Author Returns Home to Share Her Love Story… and Teach Others to Share Theirs
Weeks after the release of her new book, Amelia Possanza will visit City of Asylum to explore the question of what it's like to be gay in 2023.

PITTSBURGH NATIVE AMELIA POSSANZA, AUTHOR OF ‘LESBIAN LOVE STORY: A MEMOIR IN ARCHIVES,’ APPEARS THIS WEEK AT CITY OF ASYLUM. | PHOTO BY BECCA FARSACE
Author Amelia Possanza is returning to her hometown of Pittsburgh this week to share her story and help others in the queer community do the same.
In her debut book, “Lesbian Love Story: A Memoir In Archives,” Possanza uncovers the stories of seven historical lesbians who all experienced a grand love story. She retells and reimagines their memories, which were long buried in dusty records and silent libraries, and weaves them into a vibrant tapestry of queer life and love that spans the 20th century.
Now, less than a month after her book was released, she’s hosting a workshop at City of Asylum to share what she learned from her extensive research — the power of community support — and invite others to make their mark on the archives.
“In writing this book, I started out thinking a lot about romantic love,” Possanza says in a recent Zoom call from Brooklyn, New York. “But then, as the book went on, I was led in this other direction of things that were a lot about community love. I’m really excited to do this workshop because this book opened my eyes to the importance of community and showed me what communities can accomplish together in a really radical way.”
The workshop, titled “Archive Your (Queer) Life,” will be held on June 14 at 6 p.m. Tickets are free, but need to be reserved online before the program. Possanza says her goal for the night is to explore “the very big question of what it means to be queer in 2023” and create a time capsule to preserve Pittsburgh’s many answers to that question.
She said the first step in accomplishing that goal is to help her audience understand how we create archives everyday, as we take pictures, write in diaries and curate the perfect wardrobe, even if we are not aware of it.
“When people hear archives, they think libraries, scholarship, academia,” Possanza says. “But in day-to-day practice, [creating archives] can be really personal and romantic and creative.”
Each workshop participant is asked to bring pictures and other mementos, such as letters, newspaper clippings and ticket stubs, to the event. Guests will learn how to create their own digital archive documents in Canva, Google Docs and other platforms. Then, Possanza will invite everyone to share their stories with one another and combine their documents into one time capsule of lived queer experience.
Possanza says she hopes that participants will walk away from the workshop with an understanding of how to make record keeping a regular practice in life, a skill that she sees as crucial because every archive becomes a part of both what defines us now and how we will be remembered in the future.

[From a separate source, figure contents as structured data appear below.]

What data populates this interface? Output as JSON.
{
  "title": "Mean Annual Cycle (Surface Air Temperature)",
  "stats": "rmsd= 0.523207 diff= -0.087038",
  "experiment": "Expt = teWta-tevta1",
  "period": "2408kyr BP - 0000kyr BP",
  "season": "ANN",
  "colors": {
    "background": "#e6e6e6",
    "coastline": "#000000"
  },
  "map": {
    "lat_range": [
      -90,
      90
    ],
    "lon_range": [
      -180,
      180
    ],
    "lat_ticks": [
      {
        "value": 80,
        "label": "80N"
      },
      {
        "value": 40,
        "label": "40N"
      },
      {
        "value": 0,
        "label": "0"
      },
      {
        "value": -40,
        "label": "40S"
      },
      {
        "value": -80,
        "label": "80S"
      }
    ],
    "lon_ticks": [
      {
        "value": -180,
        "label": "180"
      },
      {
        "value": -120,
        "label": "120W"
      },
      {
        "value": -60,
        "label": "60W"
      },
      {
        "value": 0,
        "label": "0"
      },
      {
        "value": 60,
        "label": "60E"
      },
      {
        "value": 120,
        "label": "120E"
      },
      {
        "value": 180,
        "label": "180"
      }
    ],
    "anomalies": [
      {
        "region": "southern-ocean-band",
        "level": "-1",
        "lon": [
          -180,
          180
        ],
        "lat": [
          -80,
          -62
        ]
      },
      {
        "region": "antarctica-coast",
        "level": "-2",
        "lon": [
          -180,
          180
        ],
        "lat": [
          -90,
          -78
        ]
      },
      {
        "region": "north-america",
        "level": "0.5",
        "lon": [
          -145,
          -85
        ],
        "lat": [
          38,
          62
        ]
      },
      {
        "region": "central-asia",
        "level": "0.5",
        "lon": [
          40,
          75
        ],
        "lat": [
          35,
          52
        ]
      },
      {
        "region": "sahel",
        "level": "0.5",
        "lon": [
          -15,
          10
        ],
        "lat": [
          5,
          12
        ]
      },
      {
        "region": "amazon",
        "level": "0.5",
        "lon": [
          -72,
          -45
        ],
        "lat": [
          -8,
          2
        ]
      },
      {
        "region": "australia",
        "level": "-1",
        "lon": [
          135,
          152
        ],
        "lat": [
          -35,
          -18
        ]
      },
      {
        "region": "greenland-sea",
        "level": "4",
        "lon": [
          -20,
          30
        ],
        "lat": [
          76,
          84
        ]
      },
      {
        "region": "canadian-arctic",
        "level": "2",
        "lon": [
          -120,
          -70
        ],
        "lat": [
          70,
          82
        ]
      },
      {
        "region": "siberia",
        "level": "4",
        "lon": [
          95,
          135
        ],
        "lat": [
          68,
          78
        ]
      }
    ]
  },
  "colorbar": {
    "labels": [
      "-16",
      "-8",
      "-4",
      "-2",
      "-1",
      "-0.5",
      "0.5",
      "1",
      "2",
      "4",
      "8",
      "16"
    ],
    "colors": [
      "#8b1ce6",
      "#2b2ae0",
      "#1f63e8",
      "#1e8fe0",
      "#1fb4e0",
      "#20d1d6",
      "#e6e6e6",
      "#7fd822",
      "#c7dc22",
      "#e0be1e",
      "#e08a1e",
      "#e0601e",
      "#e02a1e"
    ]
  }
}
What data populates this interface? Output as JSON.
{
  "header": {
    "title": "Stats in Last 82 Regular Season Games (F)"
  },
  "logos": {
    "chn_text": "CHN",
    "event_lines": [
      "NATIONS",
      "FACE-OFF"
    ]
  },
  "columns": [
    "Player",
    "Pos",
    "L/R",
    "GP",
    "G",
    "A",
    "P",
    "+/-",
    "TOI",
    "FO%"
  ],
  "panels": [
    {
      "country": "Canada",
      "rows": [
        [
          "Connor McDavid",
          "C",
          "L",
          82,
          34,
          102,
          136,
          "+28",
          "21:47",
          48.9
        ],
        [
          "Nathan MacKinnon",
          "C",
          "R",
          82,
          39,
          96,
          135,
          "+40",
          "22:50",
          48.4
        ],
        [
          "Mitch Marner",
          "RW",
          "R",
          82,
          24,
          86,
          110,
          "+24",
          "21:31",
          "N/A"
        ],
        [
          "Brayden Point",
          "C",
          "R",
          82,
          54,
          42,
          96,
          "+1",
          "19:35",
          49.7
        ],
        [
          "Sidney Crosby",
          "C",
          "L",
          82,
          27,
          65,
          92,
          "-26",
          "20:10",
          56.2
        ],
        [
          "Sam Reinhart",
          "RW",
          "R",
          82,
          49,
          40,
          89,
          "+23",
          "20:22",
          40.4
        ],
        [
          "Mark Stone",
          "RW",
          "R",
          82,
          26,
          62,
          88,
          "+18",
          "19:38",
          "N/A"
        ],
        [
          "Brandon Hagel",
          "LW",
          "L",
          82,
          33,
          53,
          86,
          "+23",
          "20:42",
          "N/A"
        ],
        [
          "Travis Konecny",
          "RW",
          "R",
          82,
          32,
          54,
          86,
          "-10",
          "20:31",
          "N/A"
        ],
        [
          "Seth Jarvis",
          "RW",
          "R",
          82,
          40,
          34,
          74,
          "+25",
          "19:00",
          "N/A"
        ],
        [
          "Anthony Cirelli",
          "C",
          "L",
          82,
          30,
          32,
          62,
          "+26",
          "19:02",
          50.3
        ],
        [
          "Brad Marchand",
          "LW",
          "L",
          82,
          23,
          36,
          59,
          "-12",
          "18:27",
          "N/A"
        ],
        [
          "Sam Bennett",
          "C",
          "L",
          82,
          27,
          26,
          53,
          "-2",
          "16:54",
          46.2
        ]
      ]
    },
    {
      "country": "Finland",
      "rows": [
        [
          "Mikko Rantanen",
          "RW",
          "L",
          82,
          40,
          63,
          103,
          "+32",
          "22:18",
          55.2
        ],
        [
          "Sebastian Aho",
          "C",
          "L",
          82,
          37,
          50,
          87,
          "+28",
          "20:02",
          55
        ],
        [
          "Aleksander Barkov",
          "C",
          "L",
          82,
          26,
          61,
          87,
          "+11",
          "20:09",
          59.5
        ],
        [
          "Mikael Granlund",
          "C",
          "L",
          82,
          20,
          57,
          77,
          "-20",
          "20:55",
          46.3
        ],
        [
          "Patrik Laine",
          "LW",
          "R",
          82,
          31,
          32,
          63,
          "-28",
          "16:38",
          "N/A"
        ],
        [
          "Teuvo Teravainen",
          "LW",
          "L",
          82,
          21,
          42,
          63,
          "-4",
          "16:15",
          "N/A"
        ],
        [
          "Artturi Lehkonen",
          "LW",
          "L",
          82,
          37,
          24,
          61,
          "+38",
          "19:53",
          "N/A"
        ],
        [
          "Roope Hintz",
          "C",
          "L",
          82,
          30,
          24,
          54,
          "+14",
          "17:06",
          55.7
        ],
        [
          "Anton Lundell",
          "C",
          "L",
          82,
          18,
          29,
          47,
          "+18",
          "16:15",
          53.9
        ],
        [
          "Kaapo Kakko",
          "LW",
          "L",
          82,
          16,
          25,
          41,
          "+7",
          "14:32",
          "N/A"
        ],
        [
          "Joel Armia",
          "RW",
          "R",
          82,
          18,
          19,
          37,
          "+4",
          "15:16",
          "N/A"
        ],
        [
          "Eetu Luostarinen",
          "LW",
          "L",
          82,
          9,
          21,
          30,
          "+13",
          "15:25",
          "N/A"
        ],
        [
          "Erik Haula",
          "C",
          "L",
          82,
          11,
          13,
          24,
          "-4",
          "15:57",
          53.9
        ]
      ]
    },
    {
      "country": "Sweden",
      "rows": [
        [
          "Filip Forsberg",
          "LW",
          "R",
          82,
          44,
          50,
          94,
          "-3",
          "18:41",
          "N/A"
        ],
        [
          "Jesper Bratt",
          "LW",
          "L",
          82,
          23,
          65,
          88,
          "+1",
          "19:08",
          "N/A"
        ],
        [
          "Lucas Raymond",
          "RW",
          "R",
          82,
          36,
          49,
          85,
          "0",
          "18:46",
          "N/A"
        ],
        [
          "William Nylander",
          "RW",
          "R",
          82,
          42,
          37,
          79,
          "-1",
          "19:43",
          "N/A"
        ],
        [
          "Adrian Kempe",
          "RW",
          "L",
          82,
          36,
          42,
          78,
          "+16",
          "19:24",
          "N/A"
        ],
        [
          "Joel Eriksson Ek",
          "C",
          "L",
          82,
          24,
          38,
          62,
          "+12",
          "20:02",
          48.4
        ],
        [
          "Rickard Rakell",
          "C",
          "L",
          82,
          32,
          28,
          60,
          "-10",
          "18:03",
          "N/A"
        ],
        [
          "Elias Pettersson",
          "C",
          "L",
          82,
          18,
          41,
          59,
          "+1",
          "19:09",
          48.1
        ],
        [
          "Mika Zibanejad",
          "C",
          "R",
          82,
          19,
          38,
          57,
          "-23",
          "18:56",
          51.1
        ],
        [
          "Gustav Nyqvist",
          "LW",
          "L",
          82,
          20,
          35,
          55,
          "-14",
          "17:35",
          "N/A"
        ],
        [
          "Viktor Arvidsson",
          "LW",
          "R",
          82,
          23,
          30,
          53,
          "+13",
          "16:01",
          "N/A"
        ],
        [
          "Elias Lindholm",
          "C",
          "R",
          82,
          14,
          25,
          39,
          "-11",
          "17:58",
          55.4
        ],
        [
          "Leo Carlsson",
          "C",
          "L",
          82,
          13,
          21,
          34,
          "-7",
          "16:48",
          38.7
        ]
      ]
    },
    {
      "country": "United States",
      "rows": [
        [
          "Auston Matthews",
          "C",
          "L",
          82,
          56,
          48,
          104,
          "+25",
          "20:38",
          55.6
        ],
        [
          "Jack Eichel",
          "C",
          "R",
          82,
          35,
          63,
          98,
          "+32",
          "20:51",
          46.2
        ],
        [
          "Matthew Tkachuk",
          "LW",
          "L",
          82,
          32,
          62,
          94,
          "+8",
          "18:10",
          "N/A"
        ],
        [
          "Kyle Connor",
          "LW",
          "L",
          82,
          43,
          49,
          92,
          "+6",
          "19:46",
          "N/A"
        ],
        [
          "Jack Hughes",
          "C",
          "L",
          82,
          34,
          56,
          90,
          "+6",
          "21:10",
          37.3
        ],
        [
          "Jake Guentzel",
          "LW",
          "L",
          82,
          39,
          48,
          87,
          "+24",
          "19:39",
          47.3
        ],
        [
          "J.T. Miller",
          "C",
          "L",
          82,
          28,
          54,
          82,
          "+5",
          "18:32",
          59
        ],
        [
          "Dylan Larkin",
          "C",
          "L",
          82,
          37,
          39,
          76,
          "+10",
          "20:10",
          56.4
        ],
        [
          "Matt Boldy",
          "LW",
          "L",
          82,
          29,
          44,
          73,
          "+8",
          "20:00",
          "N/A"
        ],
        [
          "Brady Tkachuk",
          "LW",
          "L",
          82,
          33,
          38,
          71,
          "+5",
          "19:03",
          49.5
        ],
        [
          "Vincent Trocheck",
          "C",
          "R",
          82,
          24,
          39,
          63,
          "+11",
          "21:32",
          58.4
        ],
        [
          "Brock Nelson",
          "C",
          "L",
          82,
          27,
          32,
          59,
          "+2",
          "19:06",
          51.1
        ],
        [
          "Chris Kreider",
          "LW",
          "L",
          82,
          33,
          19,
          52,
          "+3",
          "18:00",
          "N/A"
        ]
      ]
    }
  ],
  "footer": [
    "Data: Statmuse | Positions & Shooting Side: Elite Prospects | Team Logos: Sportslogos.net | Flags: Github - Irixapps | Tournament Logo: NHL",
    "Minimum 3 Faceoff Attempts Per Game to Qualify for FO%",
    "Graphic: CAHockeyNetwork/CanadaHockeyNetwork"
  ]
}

In fact, the idea of being remembered and having your story shared is what initially pushed Possanza to write “Lesbian Love Story.”
“I think in my reading as a young person, there weren’t a lot of lesbian role models, and so I went out in search of them,” she says about the inspiration for the book.
But Possanza quickly learned that queer stories are difficult to find in the historical record. Because lesbian couples in the 20th century often didn’t have traditional wedding certificates, children to pass documents down to or the freedom to talk about their journeys openly, their lives were easily erased from history. Or, their stories were only preserved by the people who wanted to suppress them, such as police officers who archived arrest records.
While the 21st century has presented new opportunities for queer people to record their stories, mainly through the ease of taking and sharing pictures, Possanza says there are unique challenges to preserving memories now too.
She cites the climate of this “politically charged” year as one of the main obstacles, saying that hate speech, bans on drag shows, the restriction of health care and other attempts to prevent people from living their authentic lives will alter how queer people of this generation are remembered.
So, Possanza says it is just as important now as before to preserve the whole picture of queer experience.
“I’d love to say that we’re at this moment where queer people are in the mainstream and our stories are entering the mainstream,” she says. “But that’s not the only thing going on right now. There is a lot of other queer culture and resistance happening.”
You can learn more about Possanza’s book in an event called “Weaving the Threads of Lesbian Love with Amelia Possanza” on Tuesday, June 13 at 7 p.m. at City of Asylum. She will speak in a conversation mediated by Harrison Apple, the co-founder of the Pittsburgh Queer History Project, about how she discovered lesbian love stories in historical records and wrote new scenes into the women’s lives to reimagine “tender and intimate moments that people might not have had the freedom to record.”
Possanza says she’s happy to have this conversation and her workshop in Pittsburgh, a city that she sees as a “haven” for queer people that is experiencing new growth.
“For a long time, Pittsburgh was seen as a dying city,” she says. “But it’s experiencing a real renaissance, and I’m excited to come home and learn about people’s stories.”